If several favors weren't called in, of course, the budget probably would have been quite large. A former classmate from Fitchburg, Jeff Shepherd, served as DP on the video. He filmed Super 16. Shepherd and McKenna also shot moody time-lapse footage of trees and the sky with digital SLR cameras during the nine weeks prior to the formal shooting days. The director, Timothy Saccenti, and McKenna wrote the treatment for “Peacebone,” which features a romantic interaction between a green, lanky monster and a Corvette-driving young woman with a horrifying mouth. Most of the video's budget went to a creature shop in New Jersey called Monster in My Closet.
Mark Szumski and Tom Hurlburt from Click 3X worked on “Peacebone” as a favor. In Autodesk Flame and Maya, they did CGI work on a scene where another monster comes out of the woman's mouth. Needing to stretch the actress's mouth and push back her teeth, they first modeled and animated based on test Panasonic P2 footage that came in before they received Digibeta plates of the Super 16 footage. Telecine was at The Mill, where James Bamford color-corrected the video. As soon as McKenna got files from The Mill to edit, he had to cut it together quickly in order to pass it off to Click 3X, so they could do their final compositing on Digibeta plates.
It might seem like a lot of high-powered, unpaid work went into a video for a relatively unknown indie band, but the video has made an impact on YouTube, where it was briefly on the Featured Videos page. In one day, according to McKenna, “Peacebone” received more than 100,000 hits. (At press time, it has attracted about 400,000 viewers.)
So far McKenna's Sony DSR-11 MiniDV deck hasn't gotten much play; most of his projects involve high-quality QuickTimes shared with collaborators over the Internet or via hard drives. For McKenna, who says he learned to type in Final Cut Pro, a file-based workflow just makes sense. “As things get more and more post-heavy, your browser in Final Cut is just like your Finder in your Mac,” he says. “You can point to [QuickTime] files on your hard drive, and there's something that an After Effects artist can use, a Flame artist can use — anybody can use those files.”
When I visited his bedroom/studio, McKenna was getting ready to receive a client, James Wills of the electronic record label Love Is War.
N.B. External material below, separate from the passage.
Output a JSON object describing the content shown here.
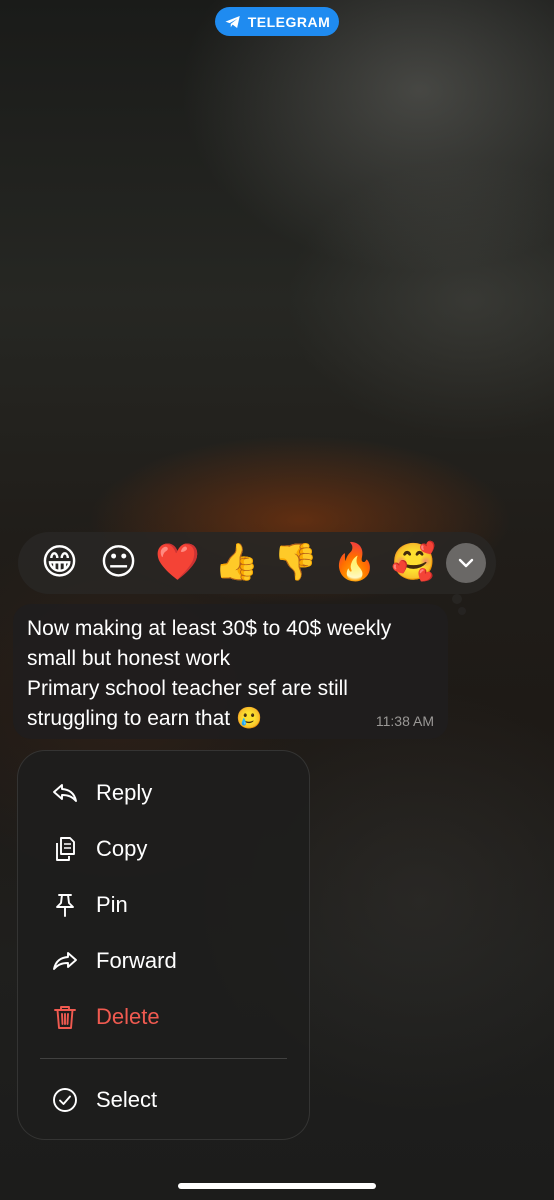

He had seen the Animal Collective video on the Web and Googled the editor's name, leading to McKenna's website. With that, McKenna had another gig editing a music video. He says he's at the point where he can pick and choose the projects he wants to edit at home and work freelance gigs at other facilities as necessary. A recent example of that is an NBA commercial McKenna edited for post house Lifelong Friendship Society (LFS). He did all the work from home, editing DVCAM dailies of 35mm footage and participating in review and approval with the director, the agency, and LFS via the Web.
Current short-term plans for McKenna include a bigger apartment. “If I could get the bed out of the office, it would be cool,” he says.